Last year, I was pregnant during Advent, which made it much more meaningful for me. I felt the longing expectation deeply, the mystery of the womb hiding the most precious gift. I found myself so present to the Advent season, that I missed out on Christmas! You see, I’m a procrastinator. I’ve been one all my life, and this bad character trait has made me too aware of what the 11th hour is. And my procrastination has created some new ‘traditions’ in our family that I don’t want to keep – decorating the tree on Christmas Eve, sending out Epiphany cards (too late for Christmas), buying all the Christmas gifts on the 23rd and 24th. . . you get the idea. All the warm fuzzy Advent feelings are squashed into oblivion when Christmas rolls around. I feel a sense of relief when Christmas Day is over, and then to top it off, I miss the Christmas season entirely.
I’m kinda missing the point. In a reeaalllly bad way.
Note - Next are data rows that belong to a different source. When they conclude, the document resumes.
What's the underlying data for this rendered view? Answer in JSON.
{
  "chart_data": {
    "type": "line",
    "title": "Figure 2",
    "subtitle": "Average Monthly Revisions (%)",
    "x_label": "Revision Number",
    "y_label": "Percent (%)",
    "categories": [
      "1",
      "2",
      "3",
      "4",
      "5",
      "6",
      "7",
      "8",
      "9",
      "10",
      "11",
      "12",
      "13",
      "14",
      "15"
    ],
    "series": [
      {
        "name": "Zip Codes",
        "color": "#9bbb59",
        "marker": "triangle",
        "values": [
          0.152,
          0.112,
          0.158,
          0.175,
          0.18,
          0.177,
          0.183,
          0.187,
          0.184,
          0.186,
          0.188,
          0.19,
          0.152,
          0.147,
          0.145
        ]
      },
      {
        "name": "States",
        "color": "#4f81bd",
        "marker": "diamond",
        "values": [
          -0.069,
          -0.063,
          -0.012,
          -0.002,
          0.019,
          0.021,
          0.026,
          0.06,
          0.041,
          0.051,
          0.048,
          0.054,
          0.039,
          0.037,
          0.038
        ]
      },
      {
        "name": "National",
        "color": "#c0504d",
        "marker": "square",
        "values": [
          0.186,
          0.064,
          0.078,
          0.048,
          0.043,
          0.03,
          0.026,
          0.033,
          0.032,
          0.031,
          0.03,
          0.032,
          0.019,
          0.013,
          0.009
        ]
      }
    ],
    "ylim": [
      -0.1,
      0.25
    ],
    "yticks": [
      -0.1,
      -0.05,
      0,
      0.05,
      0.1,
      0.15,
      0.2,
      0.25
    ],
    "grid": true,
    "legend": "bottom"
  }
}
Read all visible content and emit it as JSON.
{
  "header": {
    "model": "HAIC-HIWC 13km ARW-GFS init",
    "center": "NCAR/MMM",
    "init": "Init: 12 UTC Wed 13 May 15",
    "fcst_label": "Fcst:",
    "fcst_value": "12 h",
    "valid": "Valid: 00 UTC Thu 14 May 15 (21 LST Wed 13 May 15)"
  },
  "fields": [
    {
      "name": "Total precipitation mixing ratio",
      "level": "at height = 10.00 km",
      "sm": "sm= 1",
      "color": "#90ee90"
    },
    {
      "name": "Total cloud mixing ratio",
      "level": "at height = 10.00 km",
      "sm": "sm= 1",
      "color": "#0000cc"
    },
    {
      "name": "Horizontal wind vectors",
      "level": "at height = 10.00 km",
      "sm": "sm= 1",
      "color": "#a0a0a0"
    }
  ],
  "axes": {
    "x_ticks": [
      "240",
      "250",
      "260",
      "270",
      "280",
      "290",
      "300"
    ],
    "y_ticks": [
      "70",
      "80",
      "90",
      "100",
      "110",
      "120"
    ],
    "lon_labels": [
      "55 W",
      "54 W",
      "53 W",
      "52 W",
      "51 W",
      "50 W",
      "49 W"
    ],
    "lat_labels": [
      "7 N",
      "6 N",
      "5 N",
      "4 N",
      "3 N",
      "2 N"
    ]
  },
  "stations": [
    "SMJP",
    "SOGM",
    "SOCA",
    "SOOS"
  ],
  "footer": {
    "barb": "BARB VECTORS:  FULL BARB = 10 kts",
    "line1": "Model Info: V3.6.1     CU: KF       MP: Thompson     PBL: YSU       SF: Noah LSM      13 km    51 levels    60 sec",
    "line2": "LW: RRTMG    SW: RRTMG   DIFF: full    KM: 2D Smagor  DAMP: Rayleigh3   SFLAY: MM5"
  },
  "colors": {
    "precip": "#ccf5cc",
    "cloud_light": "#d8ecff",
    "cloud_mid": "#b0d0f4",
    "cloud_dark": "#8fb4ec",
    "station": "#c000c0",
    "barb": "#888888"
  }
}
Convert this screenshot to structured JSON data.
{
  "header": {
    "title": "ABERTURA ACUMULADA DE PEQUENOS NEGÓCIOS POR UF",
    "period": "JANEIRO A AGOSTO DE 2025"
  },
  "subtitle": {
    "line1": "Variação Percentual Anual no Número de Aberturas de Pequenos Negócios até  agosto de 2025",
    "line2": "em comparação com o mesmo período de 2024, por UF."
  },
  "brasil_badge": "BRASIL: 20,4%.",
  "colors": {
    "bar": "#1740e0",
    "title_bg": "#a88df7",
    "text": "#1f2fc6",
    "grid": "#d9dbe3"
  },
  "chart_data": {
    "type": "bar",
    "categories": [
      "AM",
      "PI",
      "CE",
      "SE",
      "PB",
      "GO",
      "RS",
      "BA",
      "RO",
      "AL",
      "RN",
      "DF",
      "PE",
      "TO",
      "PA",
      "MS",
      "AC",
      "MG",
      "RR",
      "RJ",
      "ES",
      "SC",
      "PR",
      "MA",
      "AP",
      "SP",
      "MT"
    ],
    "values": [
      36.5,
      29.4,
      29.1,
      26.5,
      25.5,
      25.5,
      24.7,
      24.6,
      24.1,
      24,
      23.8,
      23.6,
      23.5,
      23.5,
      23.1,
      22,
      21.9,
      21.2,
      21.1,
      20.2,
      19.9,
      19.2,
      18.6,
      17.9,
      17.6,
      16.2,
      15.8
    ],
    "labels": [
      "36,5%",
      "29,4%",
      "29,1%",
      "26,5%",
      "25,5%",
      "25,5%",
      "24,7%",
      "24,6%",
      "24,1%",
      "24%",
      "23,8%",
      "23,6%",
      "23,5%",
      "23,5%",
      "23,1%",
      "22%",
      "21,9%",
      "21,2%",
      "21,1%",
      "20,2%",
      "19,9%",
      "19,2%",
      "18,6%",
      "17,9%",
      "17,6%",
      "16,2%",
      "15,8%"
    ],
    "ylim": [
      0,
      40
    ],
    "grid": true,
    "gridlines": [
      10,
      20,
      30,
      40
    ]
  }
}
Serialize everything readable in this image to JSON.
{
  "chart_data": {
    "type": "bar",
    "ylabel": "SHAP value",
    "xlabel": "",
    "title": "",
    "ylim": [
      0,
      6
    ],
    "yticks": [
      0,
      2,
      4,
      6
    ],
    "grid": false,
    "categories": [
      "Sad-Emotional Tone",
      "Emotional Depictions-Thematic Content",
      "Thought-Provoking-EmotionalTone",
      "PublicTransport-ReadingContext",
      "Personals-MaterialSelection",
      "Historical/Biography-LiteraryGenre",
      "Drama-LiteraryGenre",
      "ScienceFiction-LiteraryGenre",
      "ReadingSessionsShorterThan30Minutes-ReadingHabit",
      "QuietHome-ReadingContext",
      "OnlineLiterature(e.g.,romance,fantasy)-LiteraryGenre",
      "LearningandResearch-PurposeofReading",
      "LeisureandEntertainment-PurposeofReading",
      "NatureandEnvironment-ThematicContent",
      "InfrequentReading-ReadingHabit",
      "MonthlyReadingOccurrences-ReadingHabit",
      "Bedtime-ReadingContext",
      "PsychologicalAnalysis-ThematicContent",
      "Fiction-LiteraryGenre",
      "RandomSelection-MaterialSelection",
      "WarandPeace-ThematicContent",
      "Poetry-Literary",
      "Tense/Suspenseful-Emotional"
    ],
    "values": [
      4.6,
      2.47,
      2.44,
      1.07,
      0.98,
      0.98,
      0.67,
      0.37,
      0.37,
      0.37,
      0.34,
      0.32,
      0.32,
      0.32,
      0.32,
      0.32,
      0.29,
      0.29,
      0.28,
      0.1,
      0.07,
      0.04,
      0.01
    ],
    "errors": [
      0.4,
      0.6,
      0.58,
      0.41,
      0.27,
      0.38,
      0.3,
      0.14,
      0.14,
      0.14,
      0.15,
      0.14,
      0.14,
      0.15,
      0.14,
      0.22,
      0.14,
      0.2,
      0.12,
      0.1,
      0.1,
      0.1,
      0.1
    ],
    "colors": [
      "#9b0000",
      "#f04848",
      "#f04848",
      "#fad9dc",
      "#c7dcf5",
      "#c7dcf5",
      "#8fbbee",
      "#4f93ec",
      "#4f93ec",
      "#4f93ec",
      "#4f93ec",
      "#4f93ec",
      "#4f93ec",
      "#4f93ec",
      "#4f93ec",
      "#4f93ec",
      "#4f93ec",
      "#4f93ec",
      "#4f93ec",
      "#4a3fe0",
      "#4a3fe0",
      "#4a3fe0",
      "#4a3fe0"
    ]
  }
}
This year, I plan on shopping online. (Last one on the boat, that’s me!) This week, I’ll be buying gifts, making cookies, sending cards. BEFORE Advent. If I can accomplish ANY of this, it will be better. I’ve given up trying to beat myself up with perfection. Better is better than perfection is perfect. Gifts are nice, but Jesus is better. Since I’m not disciplined enough to keep Christ in Christmas, I’ll remove everything else so He will be the only thing left. I’m also going to make sure I plan for Christmas, not just Advent. BEFORE either one arrives.
If all goes according to plan, then hopefully I will be open to God’s plan for me – embracing the Infant Jesus in all His majesty, and holding Him all the way through His baptism, then carrying Him out into the world with me, keeping Him in my heart all year long.